Jakarta, RPKFM – Satu lagi organisasi advokat lahir: Perhimpunan Advokat Indonesia Profesional (PERADI Profesional) yang secara resmi dideklarasikan di Hotel Kempinski, Jakarta (5/3/2026). PERADI Profesional mendapat legalitas dari Menteri Hukum RI dengan Nomor: AHU 000086.AH.01.07 Tahun 2026. Organisasi ini diharapkan dapat menjadi wadah baru bagi para advokat di Indonesia yang berkomitmen memperkuat integritas, profesionalisme, serta menjaga marwah profesi advokat di Indonesia.

Deklarasi tersebut dipimpin langsung oleh Ketua Umum PERADI Profesional Prof. Dr. Harris Arthur Hedar, SH, MH, dengan didampingi Sekretaris Jenderal PERADI Profesional Prof. Dr. H. Yuhelson, S.H., M.H., M.Kn berserta Pengurus DPP PERADI Profesional.

PERADI Profesional didirikan oleh tiga advokat sekaligus akademisi bergelar profesor di bidang hukum, yakni Prof. Harris Arthur Hedar, S.H., M.H., Prof. Dr. Fauzie Yusuf Hasibuan, dan Prof. Dr. Abdul Latif Abdul Latif.

Prof. Harris mengatakan, PERADI Profesional hadir sebagai jawaban atas kegelisahan kolektif atas dinamika profesi hukum saat ini dan bukan sebagai kompetitor organisasi advokat yang sudah ada sebelumnya. Ia memaparkan berbagai isu serius yang kini tengah menerpa profesi advokat, mulai dari fragmentasi organisasi hingga degradasi etika. Baginya, advokat harus kembali ke khitah sebagai penjaga keadilan dan pengawal rasionalitas hukum, bukan sekadar alat kepentingan sesaat.

“PERADI Profesional adalah organisasi profesi yang berbasis mutu, etika, dan karakter. PERADI Profesional bukan sebagai kompetitor namun hadir sebagai jawaban atas kegelisahan kolektif kita semua. Kami hadir untuk memastikan bahwa profesi ini bermartabat dan tetap menjadi officium nobile, yakni profesi yang mulia,” ujar Wakil Rektor IV Universitas Jayabaya ini.

Sekretaris Jenderal PERADI Profesional Prof.
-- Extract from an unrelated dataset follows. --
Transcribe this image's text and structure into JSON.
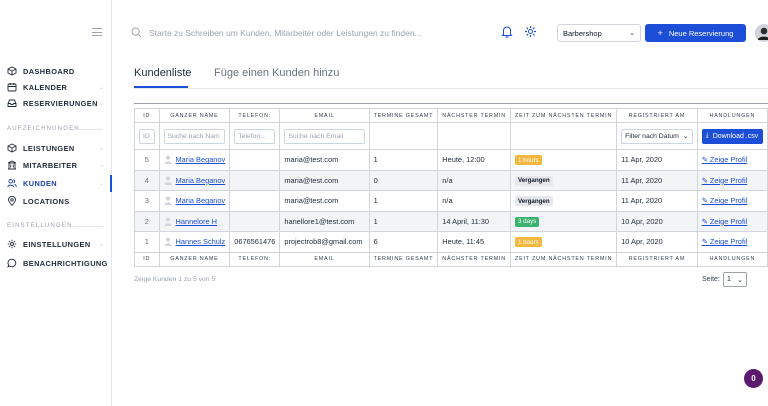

Dr. H. Yuhelson, menambahkan bahwa organisasi ini hadir dengan semangat memperkuat standar profesi advokat melalui tiga prinsip utama, yakni: Mutu, Etika, dan Karakter yang disingkat MEKAR. Prinsip ini tercermin pada logo PERADI Profesional.

Prof. Yu, demikian ia biasa disapa, menjelaskan bahwa profesionalisme advokat seharusnya diukur dari kualitas kerja dan integritas moral, bukan dari hal-hal yang bersifat sensasional atau sekadar pamer materi di ruang publik. “Dalam Kamus Besar Bahasa Indonesia, profesional adalah orang yang menjalankan tugasnya secara bermutu, beretika, dan berkarakter. Jika standar mutu tidak terpenuhi, maka tidak bisa disebut profesional,” jelasnya.

Selain aktif sebagai praktisi hukum, Yuhelson juga dikenal sebagai akademisi. Ia menjabat sebagai Direktur Pascasarjana Universitas Jayabaya dan dikenal sebagai profesor hukum kepailitan pertama di Indonesia. Ia menuturkan bahwa sebagian besar pendiri PERADI Profesional berasal dari kalangan akademisi, termasuk para profesor di bidang hukum. Hal ini menunjukkan bahwa organisasi tersebut diisi oleh kalangan intelektual yang aktif sebagai praktisi sekaligus akademisi. “Mulai dari ketua umum, pembina hingga sekretaris jenderal, banyak yang berasal dari kalangan profesor. Ini untuk menunjukkan bahwa organisasi ini diisi oleh kaum intelektual dengan integritas dan kompetensi yang kuat,” ujarnya.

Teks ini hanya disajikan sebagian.